In this locality have been discovered several statues of mother holding
numerous babies in their arms, probably votive offerings by women as
a thanksgiving to the goddess for the gift of childbirth. A female statue,
holding in her hands a pomegranate and a dove has been identified as
the representation of Mater Matuta.
This was an ancient Italic divinity of the dawn (matuta was
the term on which has been created the adjective matutinus
“morning”), and, for analogy, of childbirth. On June 11
were celebrated in honor of the goddess the Matralia, a feast which
was held in the Forum Boarium, in Rome, during which the matronae
(“married women”) invoked her to protect their children
and their families (Dumézil 1974, p. 66-71). In this occasion,
a female slave was ritually beaten and chased away from the temple.
This episode could be interpreted as the driving away of the old semester,
the part of the year which ended with the June solstice.
The month of June began, in fact, with the feast devoted to Carna, a
Nymph who had a relationship with Janus, and who has been called by
Ovid “the goddess of the hinge” (dea cardinis)
(Fasti, VI, 101). Carna could be interpreted, thus, as the
hinge on which the gate of the year turns. With June, the Roman year
ended the first period of six months, which was marked in the calendar
by a difference with respect to the other half. From January to June,
the months took their names from divinities or from ritual practices,
while from July (which was anciently termed Quintilis) to December,
the months were numbered according to their distance from March. The
latter marked indeed, for the Romans, the very beginning of the new
year, preceded by a transition period which took the start on the Calends
of January.
The month of June took its name from the goddess Juno (Iuno) and was
regarded as particularly favorable to weddings. The goddess Juno was
considered the personification of the generative power and of femininity
and her intervention was invoked particularly by women in childbirth,
with the epithet of Iuno Lucina (“She who brings into light”).

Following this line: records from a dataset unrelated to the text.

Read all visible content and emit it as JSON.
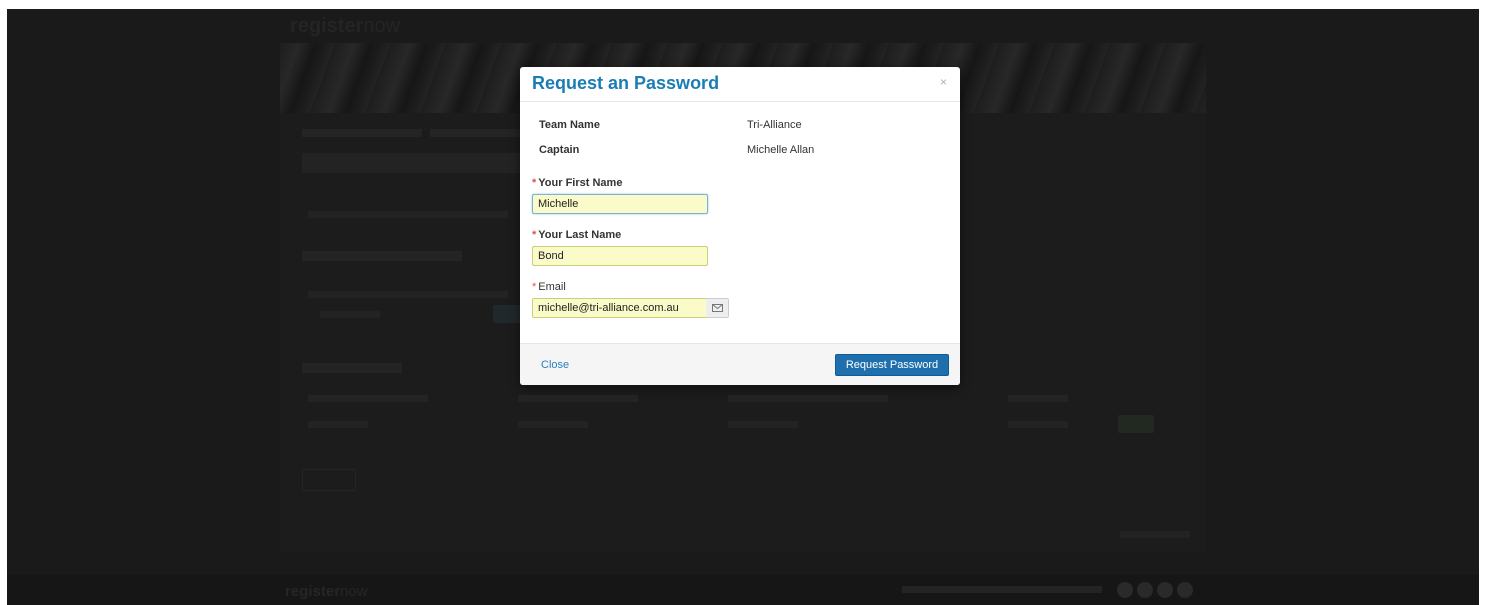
{
  "background": {
    "logo_bold": "register",
    "logo_light": "now",
    "footer_logo_bold": "register",
    "footer_logo_light": "now"
  },
  "modal": {
    "title": "Request an Password",
    "close_glyph": "×",
    "info": {
      "team_name_label": "Team Name",
      "team_name_value": "Tri-Alliance",
      "captain_label": "Captain",
      "captain_value": "Michelle Allan"
    },
    "form": {
      "required_marker": "*",
      "first_name_label": "Your First Name",
      "first_name_value": "Michelle",
      "last_name_label": "Your Last Name",
      "last_name_value": "Bond",
      "email_label": "Email",
      "email_value": "michelle@tri-alliance.com.au",
      "email_icon": "envelope-icon"
    },
    "footer": {
      "close_label": "Close",
      "submit_label": "Request Password"
    }
  },
  "colors": {
    "title": "#1a7db5",
    "primary_button": "#1e6fad",
    "input_fill": "#fafbc8",
    "required": "#d9534f",
    "overlay": "#1a1a1a"
  }
}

She was honored with the feast of the Matronalia, on March 1, a ceremony
very similar to that of Mater Matuta. Her other epithet of Moneta (“Adviser”)

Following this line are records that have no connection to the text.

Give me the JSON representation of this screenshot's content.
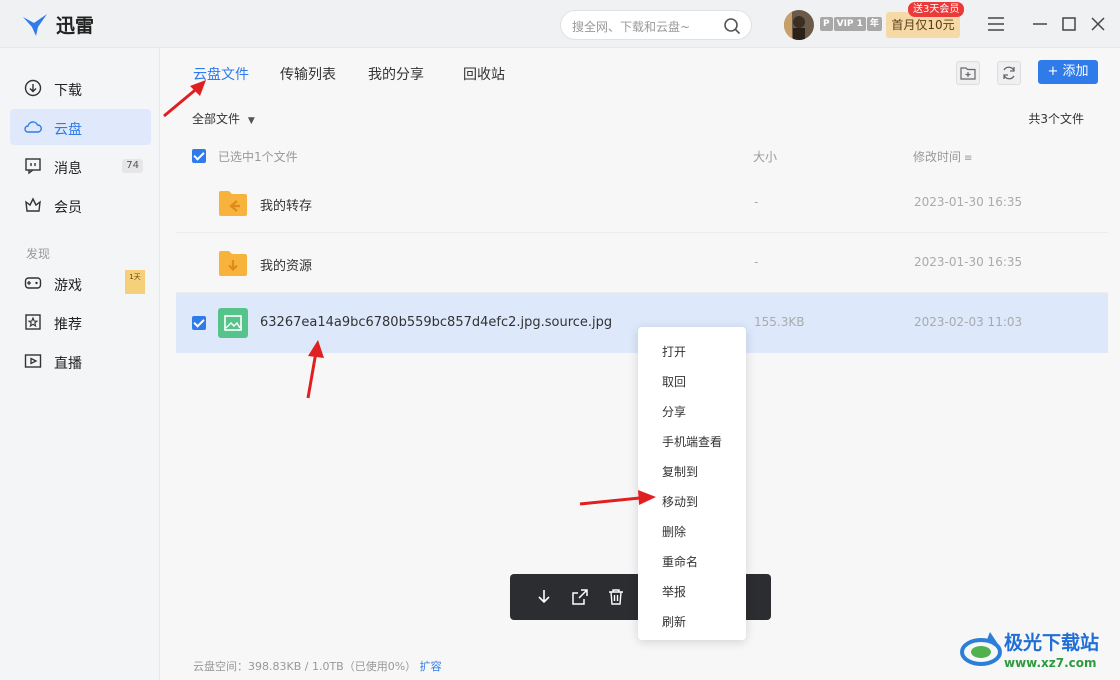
{
  "app": {
    "name": "迅雷"
  },
  "search": {
    "placeholder": "搜全网、下载和云盘~"
  },
  "account": {
    "vip_label": "VIP 1",
    "vip_suffix": "年",
    "promo_label": "首月仅10元",
    "promo_badge": "送3天会员"
  },
  "sidebar": {
    "items": [
      {
        "label": "下载",
        "icon": "download-icon"
      },
      {
        "label": "云盘",
        "icon": "cloud-icon",
        "active": true
      },
      {
        "label": "消息",
        "icon": "message-icon",
        "count": "74"
      },
      {
        "label": "会员",
        "icon": "crown-icon"
      }
    ],
    "section": "发现",
    "discover": [
      {
        "label": "游戏",
        "icon": "gamepad-icon",
        "badge": "1天"
      },
      {
        "label": "推荐",
        "icon": "star-icon"
      },
      {
        "label": "直播",
        "icon": "live-icon"
      }
    ]
  },
  "tabs": [
    "云盘文件",
    "传输列表",
    "我的分享",
    "回收站"
  ],
  "toolbar": {
    "add_label": "添加"
  },
  "filter": {
    "label": "全部文件"
  },
  "total": "共3个文件",
  "header": {
    "selected": "已选中1个文件",
    "size": "大小",
    "time": "修改时间"
  },
  "files": [
    {
      "name": "我的转存",
      "size": "-",
      "time": "2023-01-30 16:35",
      "type": "folder-transfer"
    },
    {
      "name": "我的资源",
      "size": "-",
      "time": "2023-01-30 16:35",
      "type": "folder-resource"
    },
    {
      "name": "63267ea14a9bc6780b559bc857d4efc2.jpg.source.jpg",
      "size": "155.3KB",
      "time": "2023-02-03 11:03",
      "type": "image",
      "selected": true
    }
  ],
  "context_menu": [
    "打开",
    "取回",
    "分享",
    "手机端查看",
    "复制到",
    "移动到",
    "删除",
    "重命名",
    "举报",
    "刷新"
  ],
  "footer": {
    "storage": "云盘空间：398.83KB / 1.0TB（已使用0%）",
    "expand": "扩容"
  },
  "watermark": {
    "title": "极光下载站",
    "url": "www.xz7.com"
  },
  "colors": {
    "accent": "#2f7be9",
    "annotation": "#e02020"
  }
}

is interpreted by Sabbatucci (1988, p.191) as deriving from an Indo-European
root, meaning “moon” or “lunar month”. The moon
was the fundament of time reckoning, which was based on the observation
of the moon phases to establish the beginning of the month, the Calends,
on the new moon, the period in which usually were held the ceremonies
in honor of Juno. But the moon was also more broadly associated with
menstruation and to the feminine world.